Il cappellino ben calato sulla fronte lo protegge dai raggi del sole pieno di mezzogiorno.
<<La mostra. Ci eri già stata?>>
Lei si avvicina di un passo. Lo guarda, esitando per qualche secondo.
Non le sembra di averlo mai visto prima.
<<Oh. Beh, no. Non ci ero mai stata. Molto interessante. Davvero.>>
Lui annuisce. Ha un quaderno in grembo e una matita in mano.
È seduto su una delle tante panche che occupano il centro della via, proprio davanti all'ingresso del museo.
Lei è molto bella, ma non la sceglierebbe per il progetto. Per la ricostruzione.
No, non ha nulla in comune con il suo modello ideale.
Però, adesso lui indossa una nuova pelle. Sente che qualcosa è cambiato, dopo Viareggio. Dopo la ragazza cinese dell'hotel...
La fame è cresciuta in fretta, molto più in fretta.
Sa che, tuttavia, per la ricostruzione occorre tempo.
D'altro canto, si rende conto di non poter restare fermo tanto a lungo.
<<Come ti chiami?>> le domanda, mostrandole il suo sorriso migliore.
Lei inclina appena la testa, per guardarlo con più attenzione. Resta subito affascinata dai lineamenti armoniosi del suo volto. Le labbra carnose. Lo sguardo penetrante. Ha delle belle mani, pensa, facendo scivolare gli occhi sulla matita che lui fa oscillare tra indice e medio.
<<Michela. E tu?>>
<<Edoardo.>>
Non è il suo vero nome, naturalmente.
Michela fa un altro passo in avanti. Osserva il quaderno aperto.
<<Oh. È opera tua?>>
Indica con un cenno del capo il disegno a matita che occupa tutta la pagina e che in effetti è opera sua.

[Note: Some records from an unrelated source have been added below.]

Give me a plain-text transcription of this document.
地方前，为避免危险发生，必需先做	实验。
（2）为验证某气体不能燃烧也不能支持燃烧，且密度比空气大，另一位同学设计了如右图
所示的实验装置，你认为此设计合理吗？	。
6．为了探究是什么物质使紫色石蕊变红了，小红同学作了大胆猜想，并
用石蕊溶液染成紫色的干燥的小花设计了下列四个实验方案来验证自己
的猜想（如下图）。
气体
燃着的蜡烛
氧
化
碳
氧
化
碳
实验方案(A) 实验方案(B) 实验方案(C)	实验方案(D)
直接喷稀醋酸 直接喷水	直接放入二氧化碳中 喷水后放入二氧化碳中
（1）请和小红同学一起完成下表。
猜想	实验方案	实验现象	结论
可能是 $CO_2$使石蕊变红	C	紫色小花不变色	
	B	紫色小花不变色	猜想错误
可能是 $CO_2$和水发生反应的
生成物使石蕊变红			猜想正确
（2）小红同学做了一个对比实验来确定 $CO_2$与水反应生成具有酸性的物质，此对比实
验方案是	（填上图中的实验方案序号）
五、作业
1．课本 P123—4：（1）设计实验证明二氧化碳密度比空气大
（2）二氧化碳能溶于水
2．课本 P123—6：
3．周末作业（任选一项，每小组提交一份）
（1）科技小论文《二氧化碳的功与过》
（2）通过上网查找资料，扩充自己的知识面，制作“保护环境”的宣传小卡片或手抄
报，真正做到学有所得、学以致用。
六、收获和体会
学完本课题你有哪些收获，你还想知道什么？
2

È il ritratto di una ragazza che danza, abbracciata ad un ragazzo.
Lui sorride, ostentando finto imbarazzo.
<<Sì.>>
<<Sei... molto, molto bravo.>>
Michela osserva con sincero interesse il disegno. Poi sposta lo sguardo verso di lui.
<<Ti ringrazio. Sto...lavorando a un progetto. Ma sono in pausa, adesso. senti... Ti posso offrire un caffè, Michela?>>
Lei esita. Prevedibile, pensa lui.
La osserva da un giorno. Sa dove abita.
È venuta al museo da sola.
È convinto che gli dirà di sì. Inoltre, la statistica è dalla sua parte.

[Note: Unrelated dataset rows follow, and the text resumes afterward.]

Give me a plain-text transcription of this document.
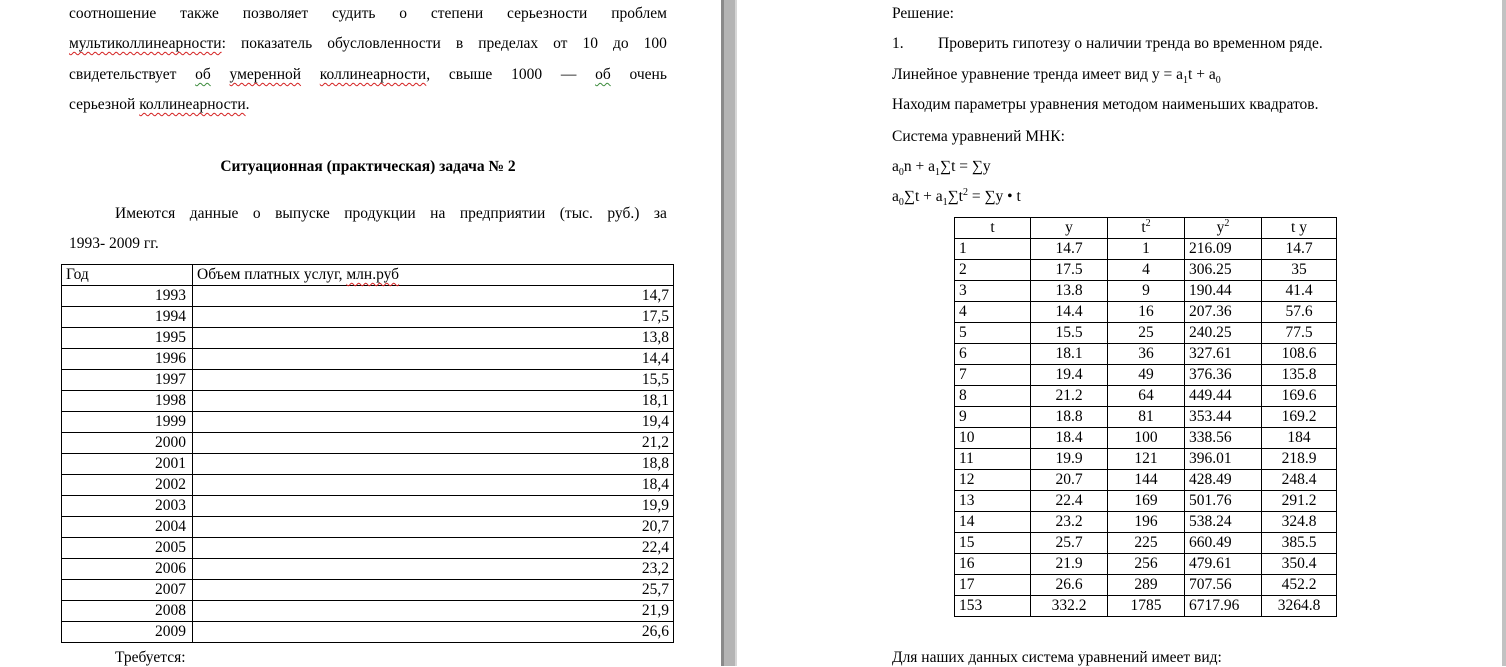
соотношение также позволяет судить о степени серьезности проблем
мультиколлинеарности: показатель обусловленности в пределах от 10 до 100
свидетельствует об умеренной коллинеарности, свыше 1000 — об очень
серьезной коллинеарности.
Ситуационная (практическая) задача № 2
Имеются данные о выпуске продукции на предприятии (тыс. руб.) за
1993- 2009 гг.
Год	Объем платных услуг, млн.руб
1993	14,7
1994	17,5
1995	13,8
1996	14,4
1997	15,5
1998	18,1
1999	19,4
2000	21,2
2001	18,8
2002	18,4
2003	19,9
2004	20,7
2005	22,4
2006	23,2
2007	25,7
2008	21,9
2009	26,6
Требуется:
Решение:
1. Проверить гипотезу о наличии тренда во временном ряде.
Линейное уравнение тренда имеет вид $y = a_1t + a_0$
Находим параметры уравнения методом наименьших квадратов.
Система уравнений МНК:
$a_0n + a_1\sum t = \sum y$
$a_0\sum t + a_1\sum t^2 = \sum y$ • t
t	y	$t^2$	$y^2$	t y
1	14.7	1	216.09	14.7
2	17.5	4	306.25	35
3	13.8	9	190.44	41.4
4	14.4	16	207.36	57.6
5	15.5	25	240.25	77.5
6	18.1	36	327.61	108.6
7	19.4	49	376.36	135.8
8	21.2	64	449.44	169.6
9	18.8	81	353.44	169.2
10	18.4	100	338.56	184
11	19.9	121	396.01	218.9
12	20.7	144	428.49	248.4
13	22.4	169	501.76	291.2
14	23.2	196	538.24	324.8
15	25.7	225	660.49	385.5
16	21.9	256	479.61	350.4
17	26.6	289	707.56	452.2
153	332.2	1785	6717.96	3264.8
Для наших данных система уравнений имеет вид:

Michela sorride, dopo essere arrossita. Si guarda intorno. La giornata è splendida.
<<Non intendo portarti lontano, sai>> le dice, sollevando le spalle e indicando con un gesto del pollice il dehor del bar proprio dietro di loro.

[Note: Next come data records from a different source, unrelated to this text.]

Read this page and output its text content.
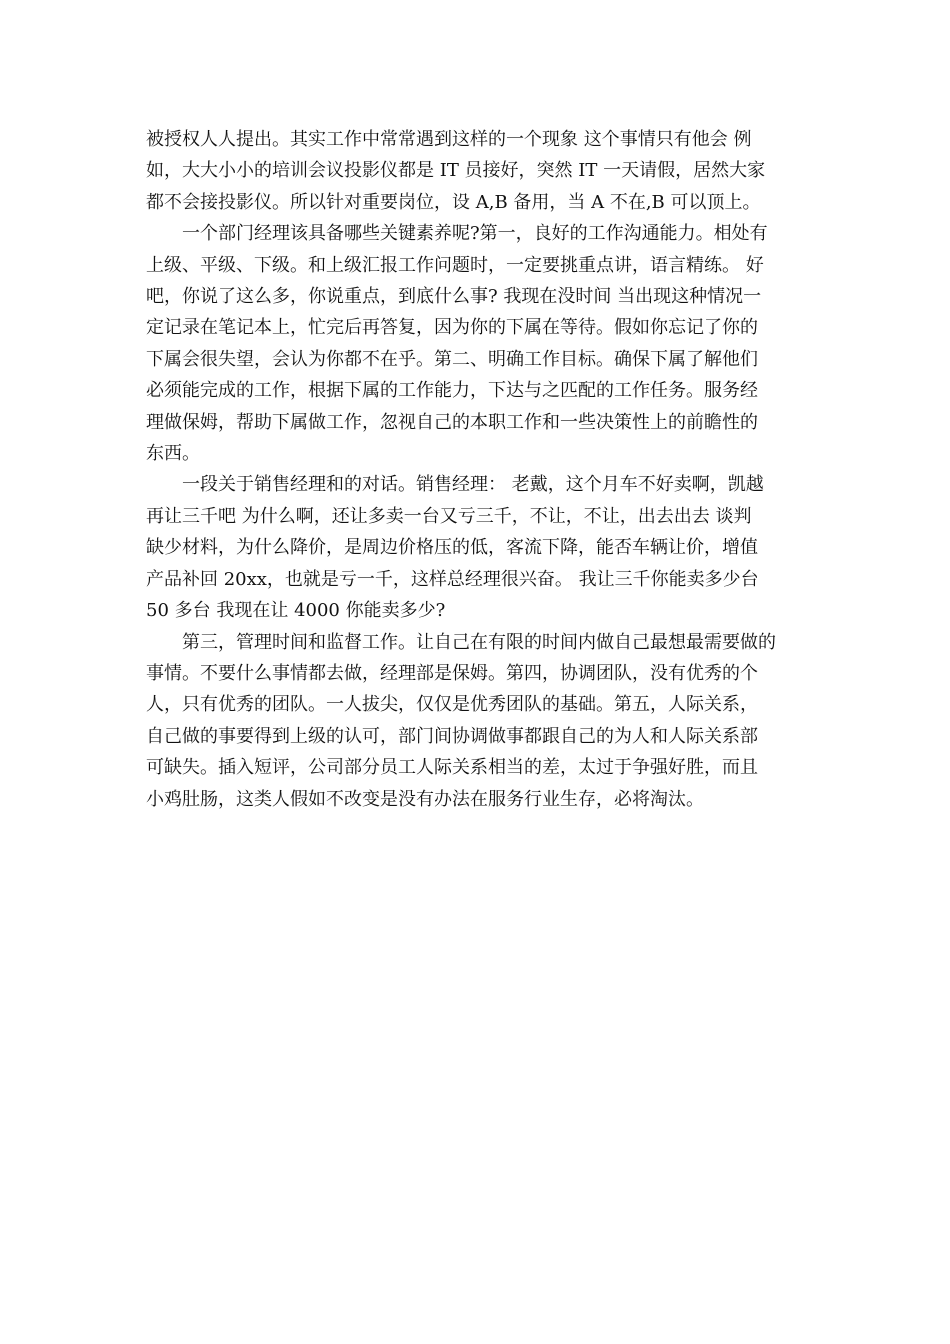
被授权人人提出。其实工作中常常遇到这样的一个现象 这个事情只有他会 例
如，大大小小的培训会议投影仪都是 IT 员接好，突然 IT 一天请假，居然大家
都不会接投影仪。所以针对重要岗位，设 A,B 备用，当 A 不在,B 可以顶上。

一个部门经理该具备哪些关键素养呢?第一，良好的工作沟通能力。相处有
上级、平级、下级。和上级汇报工作问题时，一定要挑重点讲，语言精练。 好
吧，你说了这么多，你说重点，到底什么事? 我现在没时间 当出现这种情况一
定记录在笔记本上，忙完后再答复，因为你的下属在等待。假如你忘记了你的
下属会很失望，会认为你都不在乎。第二、明确工作目标。确保下属了解他们
必须能完成的工作，根据下属的工作能力，下达与之匹配的工作任务。服务经
理做保姆，帮助下属做工作，忽视自己的本职工作和一些决策性上的前瞻性的
东西。

一段关于销售经理和的对话。销售经理： 老戴，这个月车不好卖啊，凯越
再让三千吧 为什么啊，还让多卖一台又亏三千，不让，不让，出去出去 谈判
缺少材料，为什么降价，是周边价格压的低，客流下降，能否车辆让价，增值
产品补回 20xx，也就是亏一千，这样总经理很兴奋。 我让三千你能卖多少台
50 多台 我现在让 4000 你能卖多少?

第三，管理时间和监督工作。让自己在有限的时间内做自己最想最需要做的
事情。不要什么事情都去做，经理部是保姆。第四，协调团队，没有优秀的个
人，只有优秀的团队。一人拔尖，仅仅是优秀团队的基础。第五，人际关系，
自己做的事要得到上级的认可，部门间协调做事都跟自己的为人和人际关系部
可缺失。插入短评，公司部分员工人际关系相当的差，太过于争强好胜，而且
小鸡肚肠，这类人假如不改变是没有办法在服务行业生存，必将淘汰。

<<Cinquanta metri. Credo... sì, forse quaranta.>>
Michela ride, adesso.
Pensa che non ha programmi fino alle tre. Un caffè...
Cosa sarà mai, un caffè?
<<Un caffè. D'accordo, Edoardo. Perché no?>>
Lui annuisce. Chiude il quaderno. Apre la borsa che porta con sé. Lo infila dentro insieme alla matita.
Si alza, facendole strada.
<<Bene. Andiamo.>>
Lei lo segue, un po' tesa ma entusiasta. È questo il lato più bello dell'essere single, pensa. Posso dire di sì all'invito di uno sconosciuto soltanto perché mi sembra attraente.
Si siedono, si guardano, flirtano un po'.
Lui parla poco, ma mai a sproposito.
Ci sa fare, pensa lei.
Lo trova simpatico, oltre che sensuale.
Anche i baffi, che in genere non ama, stanno bene sul suo volto.
<<E così sei un artista>> gli dice.
Lui le offre l'ennesimo sorriso, poi infila gli occhiali da sole. Nel riflesso delle lenti a specchio, lei vede la sagoma della Mole Antonelliana trafiggere l'azzurro limpido del cielo.
Poi arriva il cameriere e Michela ordina l'ultimo caffè della sua vita.